Intervention de Olivier Marleix

Séance en hémicycle du 17 juin 2013 à 16h00
Transparence de la vie publique — Motion de rejet préalable

Photo issue du site de l'Assemblée nationale ou de WikipediaOlivier Marleix :

C'est de la faute reconnue d'un homme dont il s'agit et non de celle de tous les parlementaires. Parce que l'un d'entre nous – l'un d'entre vous pour être plus précis – a péché, mot adapté puisque l'on parle de moralisation, nous serions donc tous coupables ou tout au moins tous suspects.

Qui peut sincèrement penser que si les déclarations de patrimoine des ministres avaient été rendues publiques plus tôt, M. Cahuzac aurait déclaré ses comptes à l'étranger et choisi la vérité ? Quand on voit avec quel aplomb il a menti à la représentation nationale, il faut être un grand naïf pour le croire.

C'est l'éthique d'un membre de votre gouvernement qui est en cause, pas celle de tous les parlementaires, monsieur le ministre.

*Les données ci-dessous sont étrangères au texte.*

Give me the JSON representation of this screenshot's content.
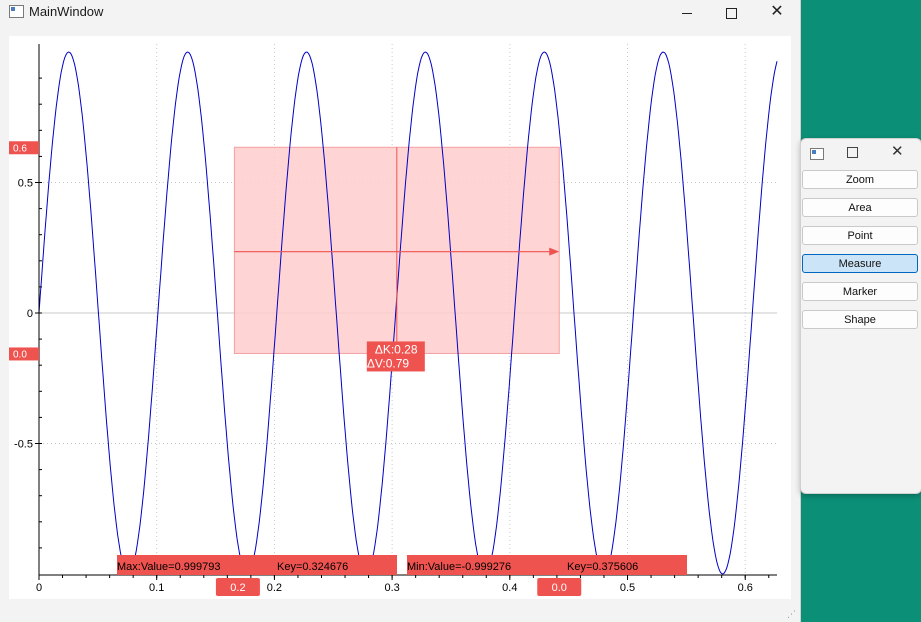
{
  "window": {
    "title": "MainWindow",
    "minimize_label": "",
    "maximize_label": "",
    "close_label": "✕"
  },
  "chart_data": {
    "type": "line",
    "x_ticks": [
      "0",
      "0.1",
      "0.2",
      "0.3",
      "0.4",
      "0.5",
      "0.6"
    ],
    "y_ticks": [
      "0.5",
      "0",
      "-0.5"
    ],
    "xlim": [
      0,
      0.627
    ],
    "ylim": [
      -1.0,
      1.0
    ],
    "series": [
      {
        "function": "sin(2*pi*9.9*x)",
        "x_start": 0,
        "x_end": 0.627,
        "color": "#0000c8"
      }
    ],
    "grid": true,
    "measure": {
      "x1": 0.166,
      "x2": 0.442,
      "y1": 0.635,
      "y2": -0.155,
      "cursor_x": 0.304,
      "arrow_y": 0.235,
      "dk_label": "ΔK:0.28",
      "dv_label": "ΔV:0.79"
    },
    "y_markers": [
      {
        "label": "0.6",
        "value": 0.635
      },
      {
        "label": "0.0",
        "value": -0.155
      }
    ],
    "x_markers": [
      {
        "label": "0.2",
        "value": 0.169
      },
      {
        "label": "0.0",
        "value": 0.442
      }
    ],
    "max_info": {
      "label": "Max:Value=0.999793",
      "key_label": "Key=0.324676"
    },
    "min_info": {
      "label": "Min:Value=-0.999276",
      "key_label": "Key=0.375606"
    }
  },
  "tool_panel": {
    "close_label": "✕",
    "buttons": [
      "Zoom",
      "Area",
      "Point",
      "Measure",
      "Marker",
      "Shape"
    ],
    "active": "Measure"
  },
  "colors": {
    "line": "#0000c8",
    "accent": "#ef5350",
    "region": "#ffcccc"
  }
}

La plupart des outils que vous nous proposez de remanier existent d'ailleurs déjà, et ils n'ont pas empêché l'affaire Cahuzac.

Je rappelle en effet que les déclarations de patrimoine des membres de Gouvernement et des principaux élus sont obligatoires depuis la loi du 11 mars 1988. Elles n'ont pas empêché Jérôme Cahuzac de ne pas s'y soumettre en sincérité.

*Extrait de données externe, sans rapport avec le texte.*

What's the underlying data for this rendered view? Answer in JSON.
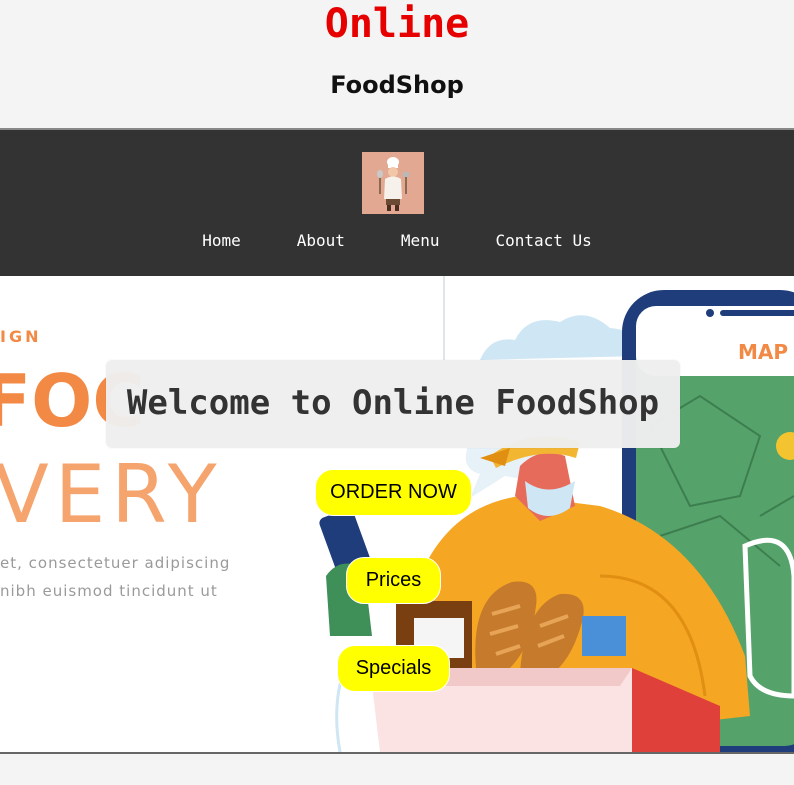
{
  "header": {
    "title": "Online",
    "subtitle": "FoodShop"
  },
  "navbar": {
    "logo_icon": "chef-logo-icon",
    "links": [
      {
        "label": "Home"
      },
      {
        "label": "About"
      },
      {
        "label": "Menu"
      },
      {
        "label": "Contact Us"
      }
    ]
  },
  "hero": {
    "welcome": "Welcome to Online FoodShop",
    "art_text": {
      "line_small": "IGN",
      "line_large_orange": "FOC",
      "line_very": "VERY",
      "para1": "et, consectetuer adipiscing",
      "para2": "nibh euismod tincidunt ut",
      "phone_label": "MAP"
    },
    "buttons": {
      "order": "ORDER NOW",
      "prices": "Prices",
      "specials": "Specials"
    }
  },
  "colors": {
    "brand_red": "#e60000",
    "nav_bg": "#333333",
    "button_yellow": "#ffff00",
    "orange_accent": "#f28a45"
  }
}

Je vous rappelle aussi qu'il existe, depuis cette même loi, une commission pour la transparence financière de la vie publique chargée de vérifier l'absence d'enrichissement illicite entre le début et la fin de mandat. Malheureusement, quels que soient les moyens qui existent déjà, et même si vous changez sa dénomination, une telle commission ne peut empêcher le mensonge, la dissimulation délibérée d'un élu.

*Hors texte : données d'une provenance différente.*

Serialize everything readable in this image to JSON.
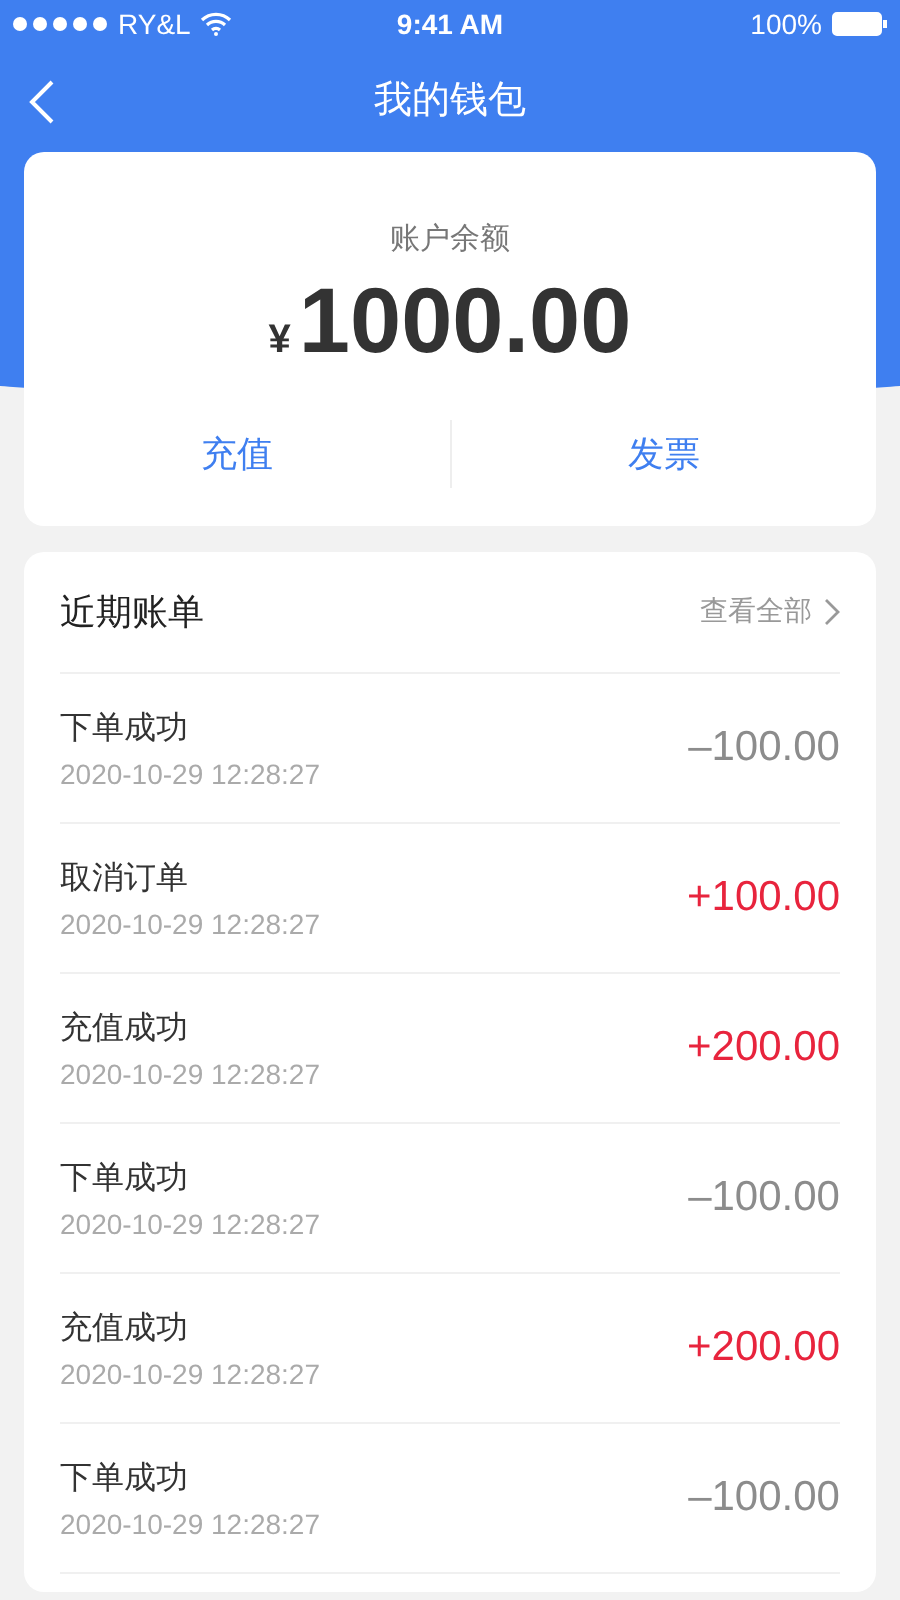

De même, s'agissant de l'inéligibilité, la loi de 1995 sur le financement de la vie politique avait instauré une peine d'inéligibilité automatique pour une durée de dix ans pour tout élu condamné pour des délits financiers commis dans l'exercice de ses fonctions. On connaît le sort qu'a connu cette disposition : avant même que le Conseil Constitutionnel ne lui porte le coup de grâce en 2010, le président Urvoas lui-même avait fait passer, en 2009, en première lecture de la loi pénitentiaire, un amendement qui visait à l'abroger.

Comment faire croire aux Français que des obligations nouvelles rendront plus honnêtes ceux qui ont décidé de frauder et de dissimuler sciemment des choses ? Pour ma part, j'ai du mal à comprendre le raisonnement du Gouvernement, d'autant – pardon de le rappeler – que déclarer son patrimoine ne signifie pas qu'il ait été gagné honnêtement. C'est un point sur lequel votre texte reste assez silencieux, et la déclaration de patrimoine tient lieu de toute justification dès lors que la prescription fiscale s'applique.

En clair, rien dans votre texte, aucune des dispositions nouvelles que vous proposez n'aurait empêché l'affaire Cahuzac. Aucune ne l'aurait empêchée, et aucune n'empêchera demain une affaire Cahuzac de se reproduire dans notre pays. Aucune ne peut rien contre une personne de mauvaise foi, un dissimulateur organisé sur une longue période.

Alors pourquoi ce texte s'il ne sert à rien ?

Pardon de vous le rappeler, on comprend que cela vous dérange, que vous auriez aimé que les différents orateurs UMP ne vous parlent que de droit et, surtout, ne rappellent aucun événement gênant pour votre famille politique, mais ce texte est, clairement, une manoeuvre de diversion du Président de la République pour éviter ou tenter d'éviter d'assumer ses responsabilités dans l'affaire Cahuzac. Sciemment, pour tenter de noyer le poisson, le Président a tenté de jeter le discrédit sur l'ensemble des élus.

Objectivement, cette diversion a d'ailleurs plutôt bien fonctionné, et ceux qui font l'opinion sont entrés dans le jeu des déclarations de patrimoine avec une docilité déconcertante plutôt que de s'appesantir sur l'incroyable scandale d'État qu'était l'affaire Cahuzac. Cette opération vaudrait sans aucun doute au Président de la République le prix de la communication politique, à défaut, peut-être, de prix du cynisme en politique.

Au-delà de ce constat tactique, je suis profondément choqué qu'à travers ces textes dont nous allons débattre, aujourd'hui et pendant plusieurs jours, le Président de la République et le Gouvernement fassent le choix d'entretenir, d'alimenter, de nourrir sciemment un climat de suspicion à l'égard des élus, fassent le choix de nourrir l'antiparlementarisme. Pour s'exonérer de sa responsabilité personnelle dans l'affaire Cahuzac, le Président de la République a fait le choix de jeter l'opprobre sur tous les parlementaires. Tous sont priés désormais de vider leurs poches et de tout mettre sur la table : on trouvera les voleurs ! Et l'on entend déjà la rumeur du soupçon s'élever, ici ou là, à l'encontre de ceux qui osent dire que cette loi n'est pas la bonne réponse.

En lisant votre texte, monsieur le ministre, je ne peux m'empêcher, pardon, de penser au Tartuffe de Molière.